Feeding America SWVA Seeking Community Support

Financial shortfall could mean 2 million fewer meals for the hungry; Kroger to match $20,000 in contributions

Pamela Irvine, CEO of Feeding America SWVA, speaks about the growing need to feed the region's hungry.
Pamela Irvine, CEO of Feeding America SWVA, speaks about the growing need to feed the region’s hungry.

Feeding America Southwest Virginia (Feeding America SWVA) has issued an appeal to the community for additional financial donations to ensure it can continue to maintain its level of food distribution to hungry people in the region. Rising food and distribution costs are rapidly outpacing financial donations, raising the possibility that 2 million fewer meals could be served by partner feeding programs this year.

“While we are always very grateful for the financial gifts from our donors, like everyone else we’re seeing higher fuel prices and other food distribution expenses,” said President and CEO Pamela Irvine. “To help us sustain our current level of service, we are asking the public for additional financial support. Over the last four years, when many families struggled, Feeding America SWVA has strived to expand to meet the increase in demand throughout our 26-county region. We are now making this appeal to individuals, corporations, civic groups and the faith community to be able to continue to serve people in need.”

Feeding America SWVA is increasingly concerned that it will need to reduce programs if additional financial support is not received, resulting in less food provided to fewer people. Last year, the Food Bank provided enough food for more than 13 million meals to the hungry in Southwest Virginia.

One in six people in Southwest Virginia struggle to put food on their table. Since 2008, Feeding America SWVA has experienced a 57 percent increase in food distributed as well as a 52.3 percent increase in the number of households served through its 405-partner feeding programs.

One partner feeding program recently stated, “From six-figure incomes to minimum wage income job losses, people are hurting.

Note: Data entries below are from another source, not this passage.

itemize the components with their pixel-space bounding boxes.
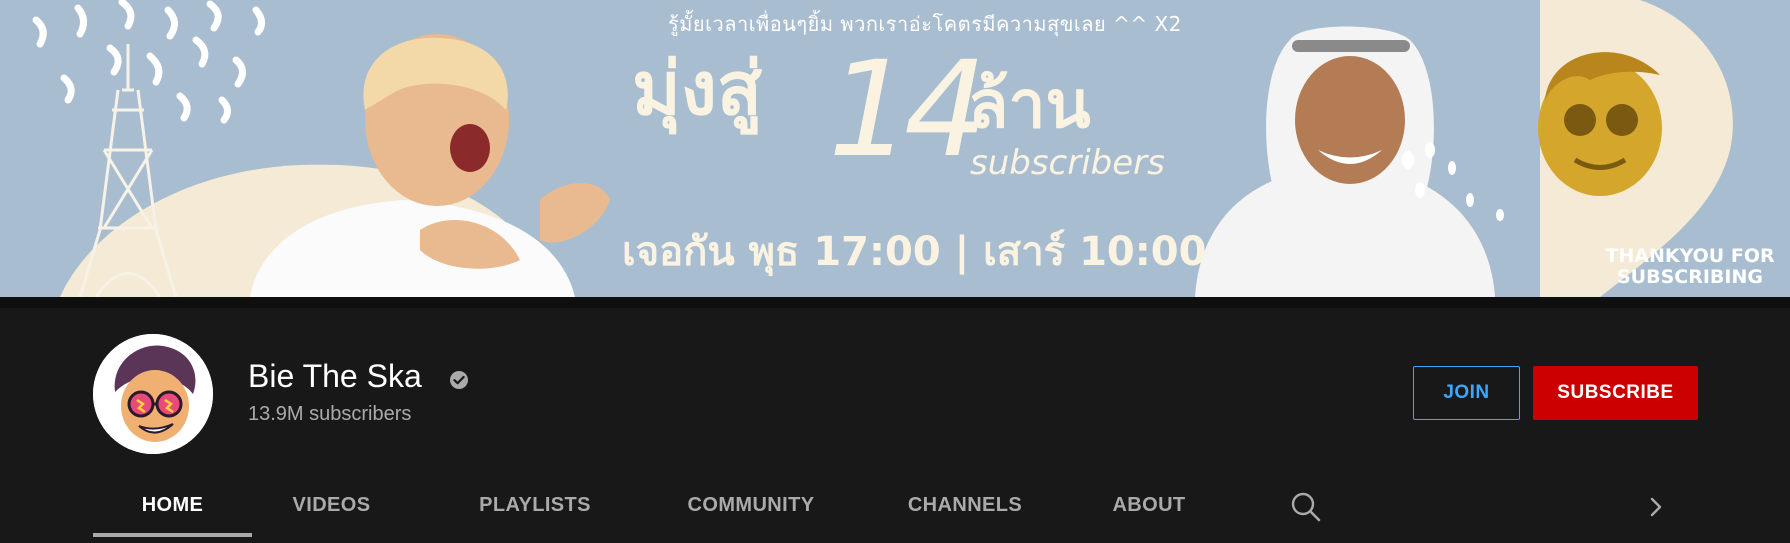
channel-avatar[interactable] (93, 334, 213, 454)
join-button[interactable]: JOIN (1413, 366, 1520, 420)
subscriber-count: 13.9M subscribers (248, 403, 412, 425)
banner-headline-suffix: ล้าน (968, 66, 1091, 143)
search-icon[interactable] (1289, 490, 1323, 524)
banner-headline-number: 14 (828, 33, 988, 187)
channel-banner: รู้มั้ยเวลาเพื่อนๆยิ้ม พวกเราอ่ะโคตรมีคว… (0, 0, 1790, 297)
tab-playlists[interactable]: PLAYLISTS (455, 474, 615, 537)
channel-name: Bie The Ska (248, 358, 422, 394)
banner-thanks-line2: SUBSCRIBING (1617, 266, 1763, 288)
banner-thanks: THANKYOU FOR SUBSCRIBING (1590, 246, 1790, 288)
banner-schedule: เจอกัน พุธ 17:00 | เสาร์ 10:00 (622, 229, 1207, 275)
banner-headline-subscribers: subscribers (970, 143, 1165, 183)
channel-tabs: HOME VIDEOS PLAYLISTS COMMUNITY CHANNELS… (93, 474, 1693, 537)
channel-header: Bie The Ska 13.9M subscribers JOIN SUBSC… (0, 308, 1790, 543)
chevron-right-icon[interactable] (1641, 492, 1671, 522)
banner-thanks-line1: THANKYOU FOR (1605, 245, 1775, 267)
tab-videos[interactable]: VIDEOS (252, 474, 411, 537)
banner-headline-prefix: มุ่งสู่ (632, 46, 763, 132)
tab-about[interactable]: ABOUT (1093, 474, 1205, 537)
subscribe-button[interactable]: SUBSCRIBE (1533, 366, 1698, 420)
avatar-mascot-image (93, 334, 213, 454)
tab-channels[interactable]: CHANNELS (883, 474, 1047, 537)
check-circle-icon (450, 371, 468, 389)
tab-community[interactable]: COMMUNITY (661, 474, 841, 537)
tab-home[interactable]: HOME (93, 474, 252, 537)
banner-divider (0, 297, 1790, 308)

Any reduction to the family budget impacts us all at the most basic level.” One woman with a master’s degree in engineering recently lost her job and was on the verge of losing her apartment. Many people standing in line today at one time held well-paying jobs, and some were even past financial donors. They don’t know where else to turn.

In response to fiscal challenges, Feeding America SWVA has been researching sustainable financial models, analyzing expenditures, reducing costs where possible and evaluating program services. The organization is currently contemplating scaling back its food distribution program.

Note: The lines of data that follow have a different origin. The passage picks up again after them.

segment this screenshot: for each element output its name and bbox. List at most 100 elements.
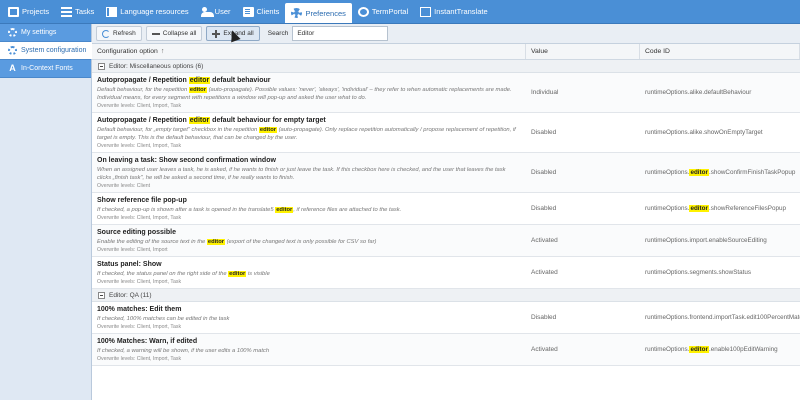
building-icon — [242, 6, 254, 17]
text-segment: 100% matches: Edit them — [97, 306, 182, 313]
refresh-icon — [102, 29, 110, 38]
text-segment: runtimeOptions.alike.showOnEmptyTarget — [645, 129, 763, 136]
option-cell: Show reference file pop-up If checked, a … — [92, 193, 526, 224]
table-row[interactable]: Show reference file pop-up If checked, a … — [92, 193, 800, 225]
group-row[interactable]: Editor: Miscellaneous options (6) — [92, 60, 800, 73]
option-title: Show reference file pop-up — [97, 196, 521, 206]
option-cell: On leaving a task: Show second confirmat… — [92, 153, 526, 192]
sidebar-item-label: In-Context Fonts — [21, 65, 73, 72]
sidebar-item-in-context-fonts[interactable]: A In-Context Fonts — [0, 60, 91, 78]
tab-projects[interactable]: Projects — [2, 0, 55, 23]
text-segment: .enable100pEditWarning — [708, 346, 778, 353]
option-title: Status panel: Show — [97, 260, 521, 270]
table-row[interactable]: Status panel: Show If checked, the status… — [92, 257, 800, 289]
overwrite-levels: Overwrite levels: Client, Import, Task — [97, 215, 182, 221]
overwrite-levels: Overwrite levels: Client, Import, Task — [97, 279, 182, 285]
tab-preferences[interactable]: Preferences — [285, 3, 352, 23]
option-cell: Autopropagate / Repetition editor defaul… — [92, 73, 526, 112]
text-segment: runtimeOptions. — [645, 205, 690, 212]
collapse-toggle-icon[interactable] — [98, 291, 105, 299]
code-id-cell: runtimeOptions.segments.showStatus — [640, 257, 800, 288]
text-segment: runtimeOptions.frontend.importTask.edit1… — [645, 314, 800, 321]
refresh-button[interactable]: Refresh — [96, 26, 142, 41]
tab-language-resources[interactable]: Language resources — [100, 0, 194, 23]
tab-tasks[interactable]: Tasks — [55, 0, 100, 23]
gears-icon — [8, 46, 17, 55]
search-highlight: editor — [206, 239, 226, 245]
table-row[interactable]: 100% Matches: Warn, if edited If checked,… — [92, 334, 800, 366]
table-row[interactable]: 100% matches: Edit them If checked, 100% … — [92, 302, 800, 334]
code-id-cell: runtimeOptions.import.enableSourceEditin… — [640, 225, 800, 256]
preferences-sidebar: My settings System configuration A In-Con… — [0, 24, 92, 400]
group-row[interactable]: Editor: QA (11) — [92, 289, 800, 302]
overwrite-levels: Overwrite levels: Client, Import, Task — [97, 356, 182, 362]
value-cell[interactable]: Disabled — [526, 193, 640, 224]
column-header-label: Configuration option — [97, 48, 158, 55]
tab-user[interactable]: User — [195, 0, 237, 23]
value-cell[interactable]: Disabled — [526, 113, 640, 152]
text-segment: runtimeOptions.import.enableSourceEditin… — [645, 237, 767, 244]
minus-icon — [151, 30, 160, 38]
value-cell[interactable]: Activated — [526, 225, 640, 256]
search-highlight: editor — [689, 346, 709, 353]
option-title: 100% matches: Edit them — [97, 305, 521, 315]
text-segment: Show reference file pop-up — [97, 197, 187, 204]
text-segment: Status panel: Show — [97, 261, 162, 268]
overwrite-levels: Overwrite levels: Client, Import — [97, 247, 168, 253]
code-id-cell: runtimeOptions.alike.defaultBehaviour — [640, 73, 800, 112]
sidebar-item-label: My settings — [21, 29, 57, 36]
tab-label: TermPortal — [371, 7, 409, 16]
search-highlight: editor — [188, 77, 211, 84]
tab-label: Tasks — [75, 7, 95, 16]
value-cell[interactable]: Activated — [526, 257, 640, 288]
text-segment: If checked, the status panel on the righ… — [97, 271, 229, 277]
option-description: Default behaviour, for „empty target" ch… — [97, 126, 521, 142]
text-segment: Default behaviour, for „empty target" ch… — [97, 127, 259, 133]
option-cell: Status panel: Show If checked, the status… — [92, 257, 526, 288]
folder-icon — [8, 6, 19, 17]
column-header-label: Value — [531, 48, 548, 55]
option-description: When an assigned user leaves a task, he … — [97, 166, 521, 182]
grid-body: Editor: Miscellaneous options (6) Autopro… — [92, 60, 800, 366]
sidebar-item-my-settings[interactable]: My settings — [0, 24, 91, 42]
column-header-label: Code ID — [645, 48, 670, 55]
option-description: If checked, a warning will be shown, if … — [97, 347, 521, 355]
collapse-all-button[interactable]: Collapse all — [145, 26, 203, 41]
tab-termportal[interactable]: TermPortal — [352, 0, 414, 23]
tab-label: Preferences — [305, 8, 346, 18]
option-cell: Autopropagate / Repetition editor defaul… — [92, 113, 526, 152]
text-segment: If checked, a pop-up is shown after a ta… — [97, 207, 276, 213]
overwrite-levels: Overwrite levels: Client — [97, 183, 151, 189]
sidebar-item-system-configuration[interactable]: System configuration — [0, 42, 92, 60]
tab-label: Language resources — [120, 7, 189, 16]
option-cell: Source editing possible Enable the editin… — [92, 225, 526, 256]
column-header-option[interactable]: Configuration option ↑ — [92, 44, 526, 59]
text-segment: runtimeOptions.alike.defaultBehaviour — [645, 89, 752, 96]
text-segment: On leaving a task: Show second confirmat… — [97, 157, 276, 164]
text-segment: .showReferenceFilesPopup — [708, 205, 786, 212]
value-cell[interactable]: Disabled — [526, 302, 640, 333]
text-segment: Source editing possible — [97, 229, 176, 236]
column-header-code[interactable]: Code ID — [640, 44, 800, 59]
collapse-toggle-icon[interactable] — [98, 62, 105, 70]
value-cell[interactable]: Activated — [526, 334, 640, 365]
option-cell: 100% Matches: Warn, if edited If checked,… — [92, 334, 526, 365]
table-row[interactable]: On leaving a task: Show second confirmat… — [92, 153, 800, 193]
table-row[interactable]: Autopropagate / Repetition editor defaul… — [92, 73, 800, 113]
value-cell[interactable]: Individual — [526, 73, 640, 112]
text-segment: default behaviour for empty target — [210, 117, 326, 124]
search-input[interactable] — [292, 26, 389, 41]
text-segment: .showConfirmFinishTaskPopup — [708, 169, 796, 176]
option-description: If checked, a pop-up is shown after a ta… — [97, 206, 521, 214]
text-segment: default behaviour — [210, 77, 271, 84]
column-header-value[interactable]: Value — [526, 44, 640, 59]
tab-instanttranslate[interactable]: InstantTranslate — [414, 0, 494, 23]
table-row[interactable]: Source editing possible Enable the editin… — [92, 225, 800, 257]
value-cell[interactable]: Disabled — [526, 153, 640, 192]
text-segment: 100% Matches: Warn, if edited — [97, 338, 198, 345]
search-highlight: editor — [275, 207, 294, 213]
tab-clients[interactable]: Clients — [237, 0, 286, 23]
config-grid: Configuration option ↑ Value Code ID Edit… — [92, 44, 800, 400]
table-row[interactable]: Autopropagate / Repetition editor defaul… — [92, 113, 800, 153]
text-segment: runtimeOptions.segments.showStatus — [645, 269, 752, 276]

“These are tough times for non-profits that depend on the generosity of others,” Irvine says. “Feeding America SWVA’s challenge is to maintain realistic expectations while continuing to meet the most basic human need — food.”

The Food Bank’s long-term partner, Kroger, has once again come forward to lend its support. At a news conference today in Salem, Kroger announced that it will match total customer donations up to $20,000 in April. For more than 30 years Kroger has partnered with Feeding America SWVA to provide hunger relief in the communities where their associates and customers live and shop.

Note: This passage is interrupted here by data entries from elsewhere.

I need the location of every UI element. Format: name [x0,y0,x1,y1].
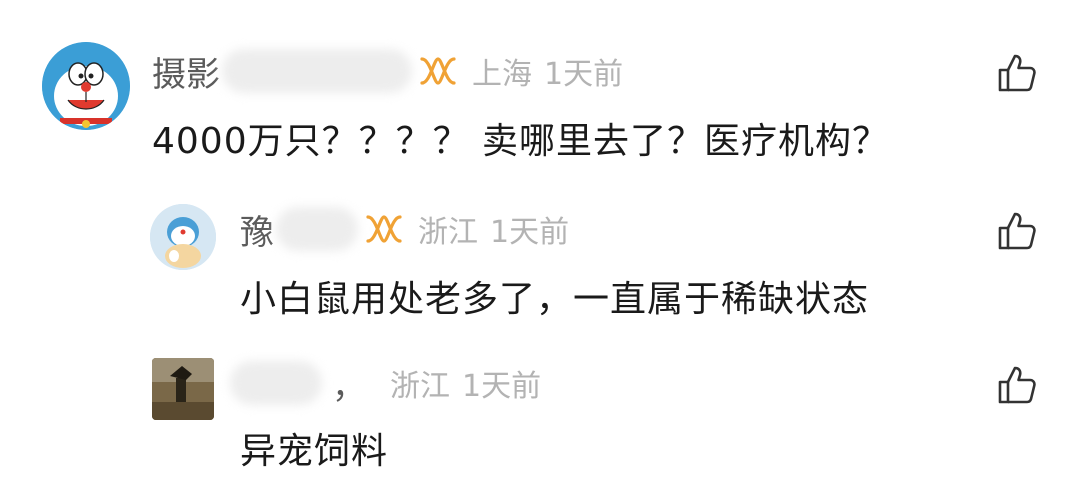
username-redaction [230,361,322,405]
comment-text: 小白鼠用处老多了，一直属于稀缺状态 [240,279,870,320]
username-separator: ， [332,366,366,407]
comment-meta: 摄影 上海 1天前 [152,46,623,96]
comment-2: 豫 浙江 1天前 小白鼠用处老多了，一直属于稀缺状态 [0,190,1080,340]
timestamp: 1天前 [544,57,624,92]
username-redaction [276,207,358,251]
comment-text: 异宠饲料 [240,431,389,472]
vip-badge-icon [418,53,458,89]
timestamp: 1天前 [490,215,570,250]
location: 上海 [472,57,532,92]
avatar[interactable] [152,358,214,420]
username[interactable]: 摄影 [152,47,220,96]
like-button[interactable] [994,50,1040,96]
location: 浙江 [390,369,450,404]
comment-meta: ， 浙江 1天前 [228,358,541,408]
avatar[interactable] [42,42,130,130]
cartoon-avatar-icon [150,204,216,270]
comment-text: 4000万只？？？？ 卖哪里去了？医疗机构？ [152,121,890,162]
comment-1: 摄影 上海 1天前 4000万只？？？？ 卖哪里去了？医疗机构？ [0,0,1080,190]
comment-3: ， 浙江 1天前 异宠饲料 [0,340,1080,496]
username-redaction [222,49,412,93]
timestamp: 1天前 [462,369,542,404]
like-button[interactable] [994,208,1040,254]
vip-badge-icon [364,211,404,247]
doraemon-avatar-icon [42,42,130,130]
comment-meta: 豫 浙江 1天前 [240,204,569,254]
username[interactable]: 豫 [240,205,274,254]
avatar[interactable] [150,204,216,270]
location: 浙江 [418,215,478,250]
like-button[interactable] [994,362,1040,408]
photo-avatar-icon [152,358,214,420]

Kroger customers in its stores from Smith Mountain Lake to Bristol have four ways to participate in the campaign through April 27:

· Round up their order by donating change up to the next even dollar amount when checking out;

· Add a $1 or $5 donation to their order when checking out;

· Donate their change in the coin collection box at the checkout counter, and

· Purchase a box of nonperishable food items for $10.95. The box contains food for 11 meals for a family.

After April 27, Kroger will tally the cash raised and then match that amount up to $20,000.